When you consume carbohydrates such as bread or fruits, your body processes them all as sugar. This sugar, glucose, is released into your bloodstream. The pancreas sends insulin to bind with the glucose and retrieves some of the sugars for storage.
Approximately 80 to 100 grams of carbohydrates are stored in the liver and 300 to 600 grams in muscle tissue. Liver stores are used at a rate of approximately 5 to 6 grams per hour to fuel your thinking and your nervous system. Muscle stores are used during high-intensity exercises and most often only need to be replaced by athletes, not those who have sedentary jobs or enjoy channel-surfing in the evenings.
The Storage of Excess Carbs
When your diet contains extra carbohydrates such as a piece of toast with your eggs, a banana in your smoothie or croutons on your salad, your body processes and stores all carbohydrates the same. All carbs are broken down into the simplest components with the end result being glucose or sugar.
When the liver and muscle stores are at capacity, the body stores the remaining glucose as fat. Even if you exercise frequently and consume an excessive amount of carbs; your body will use carbohydrates from your bloodstream to fuel your workouts.
As a result, you will never get to the fat-burning potential of your fitness routine. If glucose remains elevated in your bloodstream for an extended period, you also run the risk of developing Type II Diabetes.
Explore Alternative Food Options
What if I told you that eating properly with the goal of losing fat, building muscle, and attaining that perfect beach body will also reduce inflammation, lower your risk for diabetes and lower your risk for heart disease?
Unless you are a competitive athlete, who most likely already has a beach body, your food sources need to change. The first thing I suggest is to lower your carbohydrate intake; consider replacing the fruit in your diet with veggies.
There isn’t a nutrient found in fruit that can’t be found in a vegetable. A lot of people who advocate fad low carbohydrate diets forget that the total number of calories you eat in a day does in fact still matter; if the goal is to lose body fat, at the end of the day you need to have a caloric deficit.
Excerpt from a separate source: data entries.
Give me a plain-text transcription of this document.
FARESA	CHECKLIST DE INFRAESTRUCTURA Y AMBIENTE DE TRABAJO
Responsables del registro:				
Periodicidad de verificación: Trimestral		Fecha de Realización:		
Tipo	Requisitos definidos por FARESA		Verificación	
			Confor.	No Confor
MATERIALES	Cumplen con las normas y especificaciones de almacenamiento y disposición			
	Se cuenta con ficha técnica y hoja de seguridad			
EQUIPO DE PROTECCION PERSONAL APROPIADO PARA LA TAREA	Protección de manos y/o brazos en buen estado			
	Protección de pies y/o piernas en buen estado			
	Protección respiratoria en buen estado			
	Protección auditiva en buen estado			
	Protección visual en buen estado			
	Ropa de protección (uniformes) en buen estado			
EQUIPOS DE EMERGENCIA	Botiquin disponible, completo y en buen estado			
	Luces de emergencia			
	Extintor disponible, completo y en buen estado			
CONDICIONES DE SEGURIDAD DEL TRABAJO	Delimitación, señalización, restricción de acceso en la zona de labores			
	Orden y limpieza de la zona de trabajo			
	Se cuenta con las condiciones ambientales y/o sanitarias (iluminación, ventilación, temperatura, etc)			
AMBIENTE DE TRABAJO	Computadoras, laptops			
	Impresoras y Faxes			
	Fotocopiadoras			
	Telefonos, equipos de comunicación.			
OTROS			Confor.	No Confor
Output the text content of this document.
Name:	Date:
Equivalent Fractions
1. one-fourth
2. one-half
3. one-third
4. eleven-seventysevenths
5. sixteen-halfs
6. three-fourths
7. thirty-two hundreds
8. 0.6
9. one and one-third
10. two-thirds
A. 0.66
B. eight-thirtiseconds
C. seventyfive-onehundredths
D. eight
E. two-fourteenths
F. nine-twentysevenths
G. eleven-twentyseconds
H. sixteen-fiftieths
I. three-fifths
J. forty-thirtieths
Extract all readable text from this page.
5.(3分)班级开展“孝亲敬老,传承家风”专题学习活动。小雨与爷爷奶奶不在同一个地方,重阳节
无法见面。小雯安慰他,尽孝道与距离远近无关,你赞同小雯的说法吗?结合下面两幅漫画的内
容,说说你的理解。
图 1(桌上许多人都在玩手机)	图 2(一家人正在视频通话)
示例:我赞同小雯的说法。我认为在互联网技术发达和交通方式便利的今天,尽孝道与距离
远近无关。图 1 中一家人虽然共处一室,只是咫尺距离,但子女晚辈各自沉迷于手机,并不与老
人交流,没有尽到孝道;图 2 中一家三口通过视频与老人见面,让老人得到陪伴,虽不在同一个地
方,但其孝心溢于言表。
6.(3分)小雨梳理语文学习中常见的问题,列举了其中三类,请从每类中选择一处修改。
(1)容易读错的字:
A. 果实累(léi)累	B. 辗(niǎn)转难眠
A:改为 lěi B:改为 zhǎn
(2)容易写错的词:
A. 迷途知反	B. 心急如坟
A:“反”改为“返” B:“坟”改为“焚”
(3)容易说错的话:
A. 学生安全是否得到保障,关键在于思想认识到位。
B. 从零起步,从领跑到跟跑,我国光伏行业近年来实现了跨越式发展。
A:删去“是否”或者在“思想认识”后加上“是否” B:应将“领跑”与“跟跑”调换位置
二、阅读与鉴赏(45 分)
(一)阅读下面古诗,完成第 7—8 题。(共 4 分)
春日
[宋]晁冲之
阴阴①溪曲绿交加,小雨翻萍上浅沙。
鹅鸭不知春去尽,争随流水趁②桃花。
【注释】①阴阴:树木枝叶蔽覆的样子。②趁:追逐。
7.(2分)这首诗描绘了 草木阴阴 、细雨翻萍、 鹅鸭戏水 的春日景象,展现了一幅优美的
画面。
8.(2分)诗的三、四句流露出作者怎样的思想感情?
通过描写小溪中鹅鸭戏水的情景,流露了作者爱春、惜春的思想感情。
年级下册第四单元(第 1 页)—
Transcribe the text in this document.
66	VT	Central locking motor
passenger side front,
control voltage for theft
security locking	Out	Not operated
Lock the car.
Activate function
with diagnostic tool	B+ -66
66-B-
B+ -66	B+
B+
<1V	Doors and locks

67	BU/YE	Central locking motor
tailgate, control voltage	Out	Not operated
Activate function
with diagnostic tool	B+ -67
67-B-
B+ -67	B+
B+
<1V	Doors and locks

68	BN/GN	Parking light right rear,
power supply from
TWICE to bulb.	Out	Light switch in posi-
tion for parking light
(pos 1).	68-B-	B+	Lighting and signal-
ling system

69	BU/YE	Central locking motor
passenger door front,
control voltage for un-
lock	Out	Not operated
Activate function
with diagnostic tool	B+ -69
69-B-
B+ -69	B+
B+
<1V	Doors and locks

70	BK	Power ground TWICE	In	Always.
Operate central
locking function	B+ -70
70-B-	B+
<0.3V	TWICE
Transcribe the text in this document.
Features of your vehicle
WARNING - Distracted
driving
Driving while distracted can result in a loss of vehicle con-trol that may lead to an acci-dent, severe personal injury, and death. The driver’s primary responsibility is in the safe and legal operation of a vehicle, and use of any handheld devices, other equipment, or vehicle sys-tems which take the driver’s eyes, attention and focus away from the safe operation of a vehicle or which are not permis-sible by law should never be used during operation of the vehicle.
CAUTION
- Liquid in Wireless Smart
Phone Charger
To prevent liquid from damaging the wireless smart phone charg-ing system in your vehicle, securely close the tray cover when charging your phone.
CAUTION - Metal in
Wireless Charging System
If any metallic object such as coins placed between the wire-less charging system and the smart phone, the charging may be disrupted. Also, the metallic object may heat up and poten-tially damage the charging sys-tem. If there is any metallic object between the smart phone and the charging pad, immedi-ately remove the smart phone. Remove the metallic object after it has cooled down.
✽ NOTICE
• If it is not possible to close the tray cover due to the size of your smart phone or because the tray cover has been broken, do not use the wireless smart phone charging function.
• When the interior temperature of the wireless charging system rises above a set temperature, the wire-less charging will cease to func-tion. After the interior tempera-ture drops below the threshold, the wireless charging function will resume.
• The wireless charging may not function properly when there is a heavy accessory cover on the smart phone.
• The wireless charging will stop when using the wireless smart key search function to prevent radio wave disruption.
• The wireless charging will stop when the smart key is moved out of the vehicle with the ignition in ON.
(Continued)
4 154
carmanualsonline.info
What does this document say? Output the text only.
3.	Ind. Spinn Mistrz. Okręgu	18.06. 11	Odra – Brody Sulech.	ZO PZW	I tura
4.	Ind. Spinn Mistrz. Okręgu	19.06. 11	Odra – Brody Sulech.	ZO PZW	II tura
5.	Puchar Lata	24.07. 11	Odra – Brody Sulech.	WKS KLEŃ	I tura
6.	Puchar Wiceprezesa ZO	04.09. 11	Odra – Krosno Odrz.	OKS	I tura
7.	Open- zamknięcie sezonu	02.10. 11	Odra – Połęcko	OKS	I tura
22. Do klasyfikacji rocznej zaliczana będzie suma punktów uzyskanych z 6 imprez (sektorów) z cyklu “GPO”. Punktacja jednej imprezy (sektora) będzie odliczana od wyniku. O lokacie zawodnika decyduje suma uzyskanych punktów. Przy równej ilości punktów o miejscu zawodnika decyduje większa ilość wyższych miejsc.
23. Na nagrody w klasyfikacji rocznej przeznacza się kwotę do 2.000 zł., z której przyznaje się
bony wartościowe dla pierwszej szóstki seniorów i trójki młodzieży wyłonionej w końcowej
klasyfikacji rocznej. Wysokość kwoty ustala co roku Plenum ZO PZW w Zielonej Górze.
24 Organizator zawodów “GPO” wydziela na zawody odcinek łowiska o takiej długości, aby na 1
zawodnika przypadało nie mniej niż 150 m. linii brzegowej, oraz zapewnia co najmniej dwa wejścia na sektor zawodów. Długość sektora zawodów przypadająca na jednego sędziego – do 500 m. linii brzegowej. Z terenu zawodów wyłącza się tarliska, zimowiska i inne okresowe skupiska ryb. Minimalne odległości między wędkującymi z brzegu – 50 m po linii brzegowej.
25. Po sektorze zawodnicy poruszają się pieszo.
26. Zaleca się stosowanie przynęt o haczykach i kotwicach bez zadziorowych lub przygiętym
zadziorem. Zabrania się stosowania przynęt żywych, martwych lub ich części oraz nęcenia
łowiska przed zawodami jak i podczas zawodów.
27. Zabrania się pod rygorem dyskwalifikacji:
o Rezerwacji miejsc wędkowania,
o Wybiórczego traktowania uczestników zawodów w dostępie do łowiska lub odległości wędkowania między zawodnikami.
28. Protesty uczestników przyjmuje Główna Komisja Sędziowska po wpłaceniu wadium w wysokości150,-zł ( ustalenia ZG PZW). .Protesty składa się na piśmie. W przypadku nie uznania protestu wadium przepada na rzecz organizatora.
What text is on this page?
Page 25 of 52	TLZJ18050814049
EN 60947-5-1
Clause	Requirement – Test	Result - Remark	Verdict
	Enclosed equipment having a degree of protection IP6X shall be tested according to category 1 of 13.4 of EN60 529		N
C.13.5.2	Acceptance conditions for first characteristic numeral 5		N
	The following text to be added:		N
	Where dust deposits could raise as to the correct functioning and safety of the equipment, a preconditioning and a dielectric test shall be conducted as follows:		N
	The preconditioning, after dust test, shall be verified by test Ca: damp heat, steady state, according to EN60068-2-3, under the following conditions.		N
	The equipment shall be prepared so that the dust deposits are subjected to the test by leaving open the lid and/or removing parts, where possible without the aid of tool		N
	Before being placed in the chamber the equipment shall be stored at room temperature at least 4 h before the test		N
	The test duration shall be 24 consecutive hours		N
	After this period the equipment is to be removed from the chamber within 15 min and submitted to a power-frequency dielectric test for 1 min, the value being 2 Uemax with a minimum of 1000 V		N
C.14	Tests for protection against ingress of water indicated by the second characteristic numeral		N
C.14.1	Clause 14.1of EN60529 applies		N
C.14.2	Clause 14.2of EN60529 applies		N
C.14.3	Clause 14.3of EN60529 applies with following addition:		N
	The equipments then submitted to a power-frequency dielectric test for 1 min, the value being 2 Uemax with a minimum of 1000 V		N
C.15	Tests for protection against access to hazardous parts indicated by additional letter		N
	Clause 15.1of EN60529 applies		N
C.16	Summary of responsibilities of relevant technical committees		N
Remember that calories do matter, you can’t eat endless amounts of meat and dietary fat, but the type of calories you consume is more important than the ‘number’ of calories.
Eat More Fat
The next thing I suggest is that you eat more dietary protein and fat. Of the three macronutrients (carbohydrates, protein, and fat), fat is the most underrated. Dietary fat helps promote satiety (feeling of fullness) and is utilized very well as a fuel source by the body.
The formula is simple: lift weights, add high-intensity interval training to your exercise routine, reduce your carbohydrate intake, increase dietary protein, increase dietary fat, and stay consistent with your diet. Knowing the formula is easy, but following the formula is hard.
Here’s some advice from experience, when you have a bad day or a series of bad days; don’t abandon ship or lose motivation.
No one said it would be easy, get back to eating properly and let your dietary cheating motivate you the following days to stay consistent and adhere to the dietary principles that you know work.